We cannot change this basic behavior in POV-Ray now because lots of scenes would potentially render differently if suddenly the order transformation vs. turbulence mattered when in the past, it did not.

However, by specifying our turbulence inside warp statement you tell POV-Ray that the order in which turbulence, transformations and other warps are applied is significant. Here is an example of a turbulence warp.

warp { turbulence <0,1,1> octaves 3 lambda 1.5 omega 0.3 }

The significance is that this

pigment {
  wood
  translate <1,2,3> rotate x*45 scale 2
  warp { turbulence <0,1,1> octaves 3 lambda 1.5 omega 0.3 }
  }

produces different results than this...

pigment {
  wood
  warp { turbulence <0,1,1> octaves 3 lambda 1.5 omega 0.3 }
  translate <1,2,3> rotate x*45 scale 2
  }

You may specify turbulence without using a warp statement.
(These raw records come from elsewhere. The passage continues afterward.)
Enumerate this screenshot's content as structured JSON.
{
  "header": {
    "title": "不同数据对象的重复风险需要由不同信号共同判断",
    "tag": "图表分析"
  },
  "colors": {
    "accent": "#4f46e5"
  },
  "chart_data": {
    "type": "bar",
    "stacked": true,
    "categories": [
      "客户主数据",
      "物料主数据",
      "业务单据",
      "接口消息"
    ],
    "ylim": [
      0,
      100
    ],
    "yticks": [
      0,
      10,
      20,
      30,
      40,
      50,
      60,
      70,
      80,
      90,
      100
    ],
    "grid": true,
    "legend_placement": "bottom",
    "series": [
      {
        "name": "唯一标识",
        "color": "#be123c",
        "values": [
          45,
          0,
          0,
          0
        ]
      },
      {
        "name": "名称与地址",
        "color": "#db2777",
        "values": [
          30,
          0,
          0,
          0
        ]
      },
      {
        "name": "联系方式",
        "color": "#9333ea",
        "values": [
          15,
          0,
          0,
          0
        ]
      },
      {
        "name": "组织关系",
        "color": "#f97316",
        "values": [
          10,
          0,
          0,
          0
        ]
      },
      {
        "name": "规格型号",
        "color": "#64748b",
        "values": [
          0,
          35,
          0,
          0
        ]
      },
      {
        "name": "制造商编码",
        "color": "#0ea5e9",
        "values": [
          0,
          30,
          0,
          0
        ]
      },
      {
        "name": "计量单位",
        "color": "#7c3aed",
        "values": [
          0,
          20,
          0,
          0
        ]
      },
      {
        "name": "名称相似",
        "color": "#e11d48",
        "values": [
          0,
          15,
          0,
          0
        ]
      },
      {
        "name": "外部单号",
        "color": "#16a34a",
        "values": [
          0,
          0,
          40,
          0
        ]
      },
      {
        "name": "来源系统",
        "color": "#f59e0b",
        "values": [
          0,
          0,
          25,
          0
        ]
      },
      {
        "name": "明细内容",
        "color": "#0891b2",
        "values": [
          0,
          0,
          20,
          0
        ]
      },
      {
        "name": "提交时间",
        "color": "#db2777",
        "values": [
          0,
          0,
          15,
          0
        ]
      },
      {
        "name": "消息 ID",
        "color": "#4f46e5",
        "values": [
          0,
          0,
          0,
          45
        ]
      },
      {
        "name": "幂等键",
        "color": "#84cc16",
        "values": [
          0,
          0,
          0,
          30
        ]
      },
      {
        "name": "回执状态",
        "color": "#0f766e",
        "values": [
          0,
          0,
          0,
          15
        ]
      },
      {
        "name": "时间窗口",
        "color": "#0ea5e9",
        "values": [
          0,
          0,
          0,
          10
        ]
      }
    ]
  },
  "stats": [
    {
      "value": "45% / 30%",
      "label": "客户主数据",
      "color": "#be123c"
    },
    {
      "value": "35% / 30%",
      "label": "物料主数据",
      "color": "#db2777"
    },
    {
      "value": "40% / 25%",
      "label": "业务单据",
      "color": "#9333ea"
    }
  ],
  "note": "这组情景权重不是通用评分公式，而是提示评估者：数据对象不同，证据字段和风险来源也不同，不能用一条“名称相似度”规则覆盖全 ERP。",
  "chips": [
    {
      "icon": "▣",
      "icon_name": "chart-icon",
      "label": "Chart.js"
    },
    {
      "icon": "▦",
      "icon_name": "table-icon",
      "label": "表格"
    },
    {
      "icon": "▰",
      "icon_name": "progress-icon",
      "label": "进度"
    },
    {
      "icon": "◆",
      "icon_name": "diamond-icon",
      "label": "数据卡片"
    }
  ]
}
However you cannot control the order in which they are evaluated unless you put them in a warp.

The evaluation rules are as follows:

  1. First any turbulence not inside a warp statement is applied regardless of the order in which it appears relative to warps or transformations.
  2. Next each warp statement, translate, rotate, scale or matrix one-by-one, is applied in the order the user specifies. If you want turbulence done in a specific order, you simply specify it inside a warp in the proper place.

Turbulence

The turbulence pattern modifier is still supported for compatibility issues, but it is better nowadays to use the warp turbulence feature, which does not have turbulence's limitation in transformation order (turbulence is always applied first, before any scale, translate or rotate, whatever the order you specify). For a detailed discussion see Turbulence versus Turbulence Warp

The old-style turbulence is handled slightly differently when used with the agate, marble, spiral1, spiral2, and wood textures.